Like the DNS-SD option, multiple NAPTR records for different discovery services can be defined.

This mechanism is well suited for large-scale networks having control over their DNS domain. Supporting both of them gives network operators more flexibility to choose depending on their DNS setup.

#### mDNS¶

mDNS, a decentralized DNS based on IP multicasting, is usually used in combination with DNS-SD to realize zero conf networks. It removes the need for a centralized DNS server, but it might not be easy to correctly set up a network to work with multicast traffic. It is a lightweight solution that requires just one entity besides the client in the network. On the one hand, mDNS is a very lightweight and simple solution to deploy. However, when planning to deploy mDNS, one must keep in mind that it relies on IP multicast communication.
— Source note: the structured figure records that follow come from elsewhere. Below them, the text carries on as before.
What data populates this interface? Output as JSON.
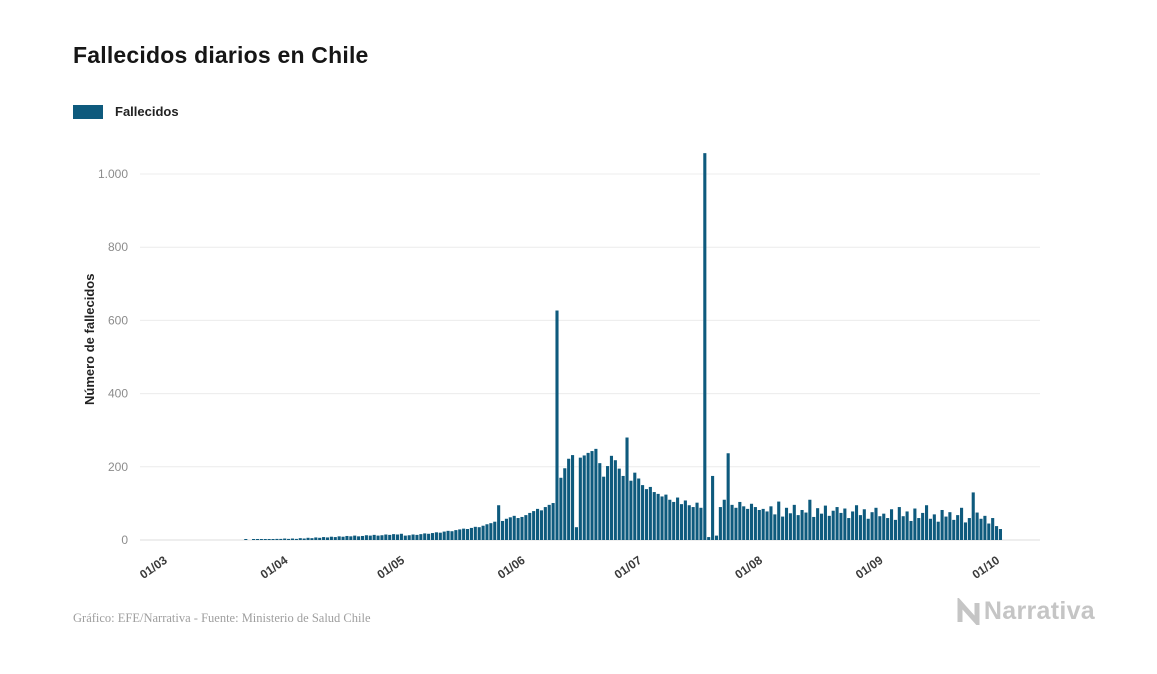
{
  "chart": {
    "title": "Fallecidos diarios en Chile",
    "legend_label": "Fallecidos",
    "y_axis_label": "Número de fallecidos",
    "source_caption": "Gráfico: EFE/Narrativa - Fuente: Ministerio de Salud Chile",
    "accent_color": "#0e5a7d"
  },
  "brand": {
    "wordmark": "Narrativa"
  },
  "chart_data": {
    "type": "bar",
    "title": "Fallecidos diarios en Chile",
    "series_name": "Fallecidos",
    "ylabel": "Número de fallecidos",
    "xlabel": "",
    "grid": "horizontal",
    "legend_position": "top-left",
    "bar_color": "#0e5a7d",
    "ylim": [
      0,
      1100
    ],
    "y_ticks": [
      {
        "label": "0",
        "value": 0
      },
      {
        "label": "200",
        "value": 200
      },
      {
        "label": "400",
        "value": 400
      },
      {
        "label": "600",
        "value": 600
      },
      {
        "label": "800",
        "value": 800
      },
      {
        "label": "1.000",
        "value": 1000
      }
    ],
    "x_ticks": [
      {
        "label": "01/03",
        "day": 0
      },
      {
        "label": "01/04",
        "day": 31
      },
      {
        "label": "01/05",
        "day": 61
      },
      {
        "label": "01/06",
        "day": 92
      },
      {
        "label": "01/07",
        "day": 122
      },
      {
        "label": "01/08",
        "day": 153
      },
      {
        "label": "01/09",
        "day": 184
      },
      {
        "label": "01/10",
        "day": 214
      }
    ],
    "x_start_label": "01/03",
    "x_end_label": "01/10",
    "values": [
      0,
      0,
      0,
      0,
      0,
      0,
      0,
      0,
      0,
      0,
      0,
      0,
      0,
      0,
      0,
      0,
      0,
      0,
      0,
      0,
      1,
      0,
      1,
      1,
      2,
      1,
      2,
      2,
      3,
      3,
      4,
      3,
      4,
      3,
      5,
      4,
      6,
      5,
      7,
      6,
      8,
      7,
      9,
      8,
      10,
      9,
      11,
      10,
      12,
      10,
      11,
      13,
      12,
      14,
      12,
      13,
      15,
      14,
      16,
      15,
      17,
      12,
      13,
      15,
      14,
      16,
      18,
      17,
      19,
      21,
      20,
      23,
      25,
      24,
      27,
      29,
      31,
      30,
      33,
      36,
      35,
      39,
      43,
      46,
      50,
      95,
      52,
      58,
      62,
      66,
      60,
      63,
      68,
      74,
      79,
      85,
      81,
      90,
      96,
      101,
      627,
      170,
      196,
      222,
      232,
      35,
      225,
      231,
      238,
      243,
      249,
      210,
      173,
      202,
      230,
      218,
      195,
      175,
      280,
      162,
      184,
      168,
      150,
      139,
      145,
      131,
      126,
      119,
      124,
      110,
      104,
      116,
      98,
      108,
      95,
      90,
      102,
      88,
      1057,
      8,
      175,
      12,
      90,
      110,
      237,
      96,
      88,
      104,
      92,
      85,
      99,
      90,
      82,
      85,
      78,
      92,
      70,
      105,
      64,
      88,
      73,
      96,
      68,
      82,
      75,
      110,
      63,
      87,
      72,
      94,
      66,
      80,
      90,
      74,
      86,
      60,
      78,
      95,
      68,
      84,
      58,
      76,
      88,
      65,
      72,
      60,
      84,
      55,
      90,
      65,
      78,
      52,
      86,
      60,
      74,
      95,
      58,
      70,
      50,
      82,
      64,
      76,
      55,
      68,
      88,
      48,
      60,
      130,
      75,
      58,
      66,
      45,
      60,
      38,
      30
    ]
  }
}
If all participating hosts reside in the same network, this should raise no issue; however, if the network is divided by a router, between the clients and the discovery server, the router has to be configured to propagate multicast traffic between the two subnets for the discovery to work.

This mechanism is quite flexible and can be used in almost every scenario. However, since devices need to be in the same subnet to discover each other it does not work well with a large, segmented enterprise network.

### Discovery Server¶

The discovery server (e.g. Nginx) exposes the following endpoints to serve the bootstrapping configuration files:

• /topology: to retrieve the topology of the AS, and
• /trcs/isd{isd}-b{base}-s{serial} and /trcs/isd{isd}-b{base}-s{serial}/blob: to retrieve the TRCs needed by the SD.
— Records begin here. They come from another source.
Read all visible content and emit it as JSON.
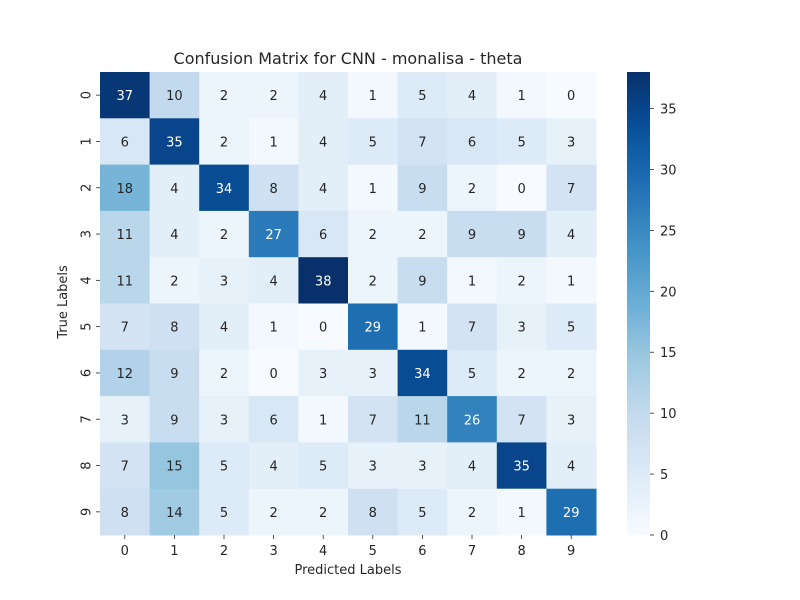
{
  "chart_data": {
    "type": "heatmap",
    "title": "Confusion Matrix for CNN - monalisa - theta",
    "xlabel": "Predicted Labels",
    "ylabel": "True Labels",
    "x_categories": [
      "0",
      "1",
      "2",
      "3",
      "4",
      "5",
      "6",
      "7",
      "8",
      "9"
    ],
    "y_categories": [
      "0",
      "1",
      "2",
      "3",
      "4",
      "5",
      "6",
      "7",
      "8",
      "9"
    ],
    "values": [
      [
        37,
        10,
        2,
        2,
        4,
        1,
        5,
        4,
        1,
        0
      ],
      [
        6,
        35,
        2,
        1,
        4,
        5,
        7,
        6,
        5,
        3
      ],
      [
        18,
        4,
        34,
        8,
        4,
        1,
        9,
        2,
        0,
        7
      ],
      [
        11,
        4,
        2,
        27,
        6,
        2,
        2,
        9,
        9,
        4
      ],
      [
        11,
        2,
        3,
        4,
        38,
        2,
        9,
        1,
        2,
        1
      ],
      [
        7,
        8,
        4,
        1,
        0,
        29,
        1,
        7,
        3,
        5
      ],
      [
        12,
        9,
        2,
        0,
        3,
        3,
        34,
        5,
        2,
        2
      ],
      [
        3,
        9,
        3,
        6,
        1,
        7,
        11,
        26,
        7,
        3
      ],
      [
        7,
        15,
        5,
        4,
        5,
        3,
        3,
        4,
        35,
        4
      ],
      [
        8,
        14,
        5,
        2,
        2,
        8,
        5,
        2,
        1,
        29
      ]
    ],
    "colorbar": {
      "min": 0,
      "max": 38,
      "ticks": [
        "0",
        "5",
        "10",
        "15",
        "20",
        "25",
        "30",
        "35"
      ],
      "colormap": "Blues",
      "low_color": "#f7fbff",
      "high_color": "#08306b"
    }
  }
}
The API and parameter values are the same as described in [spec/control/spec.yml](https://github.com/scionproto/scion/tree/master/spec/control/spec.yml).

NB: The endpoints are kept separate since in the future the latter should no longer be used for bootstrapping. As previously pointed out, the TRCs will be installed on a device via different out-of-band means.

## Security¶

Guaranteeing the genuinity of the retrieved resources is crucial to ensure that a user’s connection is not hijacked. To certify a resource, this resource can be signed so that after the download the bootstrapper can verify its authenticity.
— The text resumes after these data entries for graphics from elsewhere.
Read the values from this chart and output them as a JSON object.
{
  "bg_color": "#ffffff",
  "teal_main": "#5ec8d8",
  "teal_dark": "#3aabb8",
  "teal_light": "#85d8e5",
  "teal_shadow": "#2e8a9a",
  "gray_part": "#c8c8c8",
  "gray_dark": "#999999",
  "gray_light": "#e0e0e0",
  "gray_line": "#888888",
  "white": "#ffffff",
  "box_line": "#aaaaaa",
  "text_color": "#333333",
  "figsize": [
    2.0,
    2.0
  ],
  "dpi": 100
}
In the current Internet, the root of trust is based on an oligopoly of CAs. In SCION, this root of trust is represented by one TRC per ISD. Nonetheless, like the current Internet, a device joining a network for the first time needs to have some pre-shared knowledge to determine what is authentic or not.

While we can consider the discovery of TRCs a temporary solution, the same is not true for the topology – which is at the heart of the automatic bootstrapping. For this, a signing solution based on the cryptographic keys of an AS should be implemented.

The bootstrapper has a config option to allow it to download the TRC from the local AS infrastructure. Only this initial TRC retrieval is allowed to be unauthenticated, under the Trust on first use (TOFU) principle, and subsequent requests must be authenticated and the user warned if the there is a conflict with an existing TRC. Otherwise, a user needs to copy a TRC to a well-known location on the system.

2. The DNS discovery mechanisms use the name server and DNS search domain values provided by the host OS. This covers the case where a static network configuration is used and no DHCP server is available on the local network. When DHCP discovery is enabled those values can additional be retrieved over DHCP, covering the case where the host uses name servers and DNS search domains not specific to the local network, like the public recursive name servers 1.1.1.1 or 9.9.9.9 and search domain .local.